Bali Discovery

Editorial: A Rethink on Bali’s Recovery

Leaders and members of Bali’s tourism industry are holding their collective breaths, waiting for Bali’s return to “normal” levels of tourism activity in what has become known as the “new normal.” 

How long will Bali need to again welcome around 17 million annual visitors – a number comprised of about 6.3 million foreign visitors and some 10.7 domestic travelers? And, perhaps more to the point, when will Bali once again enjoy the more than US$10.7 billion in revenues spent by past visitors, both foreign and domestic, at the Island’s hotels, restaurants, shops, and tourist attractions?

And, of equal concern, will Bali ever fully recoup those halcyon days when the local economy provided direct and indirect employment for well over one million of the more than 4.2 million people who make their home on the Island?

The impact of the ongoing global pandemic on the world’s economy has been both wide-ranging and profound. The world now finds itself confronting a “new normal” in which the very nature of global travel has altered. These changes, in turn, will dictate the future face of Bali as an international travel destination.

In calculating the future of Bali tourism, consider the following:

What Lies Ahead for Bali?

Given the numerous detrimental impacts of a pandemic-ridden world on travel in the “new normal,” it is both naive and more than a little pollyannish to assume that Bali tourist arrivals numbers will return to their former pre-pandemic levels any time soon.  

The more likely scenario, in our view, is to plan for a return of visitors to Bali at around half the level experienced before the COVID-19 pandemic.

An Inevitable Price War Looms

If, as we suspect, Bali tourism returns at a fraction of its former self, an Island already oversupplied with hotel rooms before the global pandemic will be even more so in the months ahead. Desperate for cash, hotels will engage in an unprecedented price war that will, over time, make Bali a cheap destination over-supplied with rooms that are spiraling into dilapidation due to neglect and the lack of funds to maintain and refurbish room inventories.

What Can Be Done?

Bali desperately needs a new paradigm to address the lack of tourist visitors, the surfeit of hotel rooms, and an acute need for capital to drive its economy. 

Allow Us to Suggest

At this stage, to depend on tourism alone to restore Bali’s fortunes is to resign the Island’s future to little more than a pipe-dream and the possibly mistaken belief that Bali needs only patiently to wait for the “good old days” to return.

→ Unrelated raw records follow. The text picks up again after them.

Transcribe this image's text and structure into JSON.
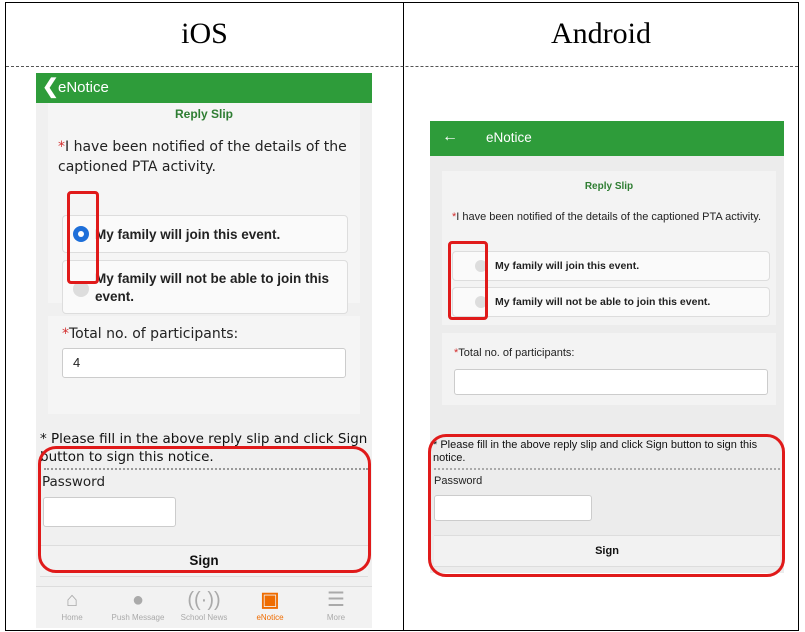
{
  "columns": {
    "left_title": "iOS",
    "right_title": "Android"
  },
  "ios": {
    "nav_title": "eNotice",
    "reply_title": "Reply Slip",
    "question_star": "*",
    "question": "I have been notified of the details of the captioned PTA activity.",
    "options": [
      {
        "label": "My family will join this event.",
        "selected": true
      },
      {
        "label": "My family will not be able to join this event.",
        "selected": false
      }
    ],
    "total_label": "Total no. of participants:",
    "total_value": "4",
    "note": "* Please fill in the above reply slip and click Sign button to sign this notice.",
    "password_label": "Password",
    "password_value": "",
    "sign_label": "Sign",
    "tabs": [
      {
        "label": "Home",
        "icon": "home-icon"
      },
      {
        "label": "Push Message",
        "icon": "message-icon"
      },
      {
        "label": "School News",
        "icon": "broadcast-icon"
      },
      {
        "label": "eNotice",
        "icon": "enotice-icon"
      },
      {
        "label": "More",
        "icon": "menu-icon"
      }
    ]
  },
  "android": {
    "nav_title": "eNotice",
    "reply_title": "Reply Slip",
    "question_star": "*",
    "question": "I have been notified of the details of the captioned PTA activity.",
    "options": [
      {
        "label": "My family will join this event.",
        "selected": false
      },
      {
        "label": "My family will not be able to join this event.",
        "selected": false
      }
    ],
    "total_label": "Total no. of participants:",
    "total_value": "",
    "note": "* Please fill in the above reply slip and click Sign button to sign this notice.",
    "password_label": "Password",
    "password_value": "",
    "sign_label": "Sign"
  },
  "colors": {
    "nav_green": "#2e9c3a",
    "highlight_red": "#e01a1a",
    "radio_blue": "#1e6fd9",
    "active_tab": "#ef6c00"
  }
}
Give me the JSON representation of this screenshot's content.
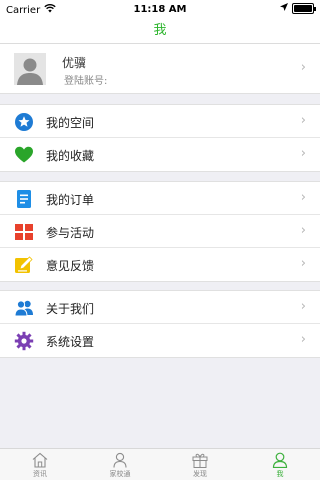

Given recent indications that President Joko Widodo is looking for bold, cross-sectorial remedies to help Indonesia escape its current predicament, we think the following outline strategies bear further investigation as ways in which to reduce the current over-supply of accommodation:

  1. Change immigration polices. Deregulate visa rules to facilitate the large market comprised of a floating mass of “digital nomads” to take up residence in Bali. Foreign workers create employment for locals Indonesians and seldom take employment positions away from anyone. Facilitate immigration stay permits for digital nomads whose office is a laptop and simply enforce long-standing Indonesian regulations that require income tax be paid by anyone spending more than 180 days in Indonesia during any calendar year.
  2. Turn Bali into a regional medical tourism center by deregulating the medical professions to allow foreign doctors to practice in Bali at modern medical centers. This approach has borne much fruit in Thailand, which now has world-class medical centers staffed by highly qualified Thai and foreign practitioners treating patients from around the world. Empty hotels could be rebuilt into modern hospitals and accommodation for travelers seeking medical attention.
  3. Similarly, widen current efforts to allow foreign universities to open fully-credentialed campuses in Bali. Indonesian and international students could undertake fully accredited courses of study from top-notch places of higher learning operating fully-accredited campuses in Bali. Winners all around as Indonesians receive a world-class education formerly only available at a high cost abroad; Bali becomes the world’s most famous “university town;” and empty hotels are converted into classrooms and student housing. 

These are just a few of the proactive remedial steps available to Bali warranting further investigation. 

What’s clear, waiting for tourists to return in their former numbers to Bali may prove to be a matter of placing our bet on a horse that may come in last or not at all.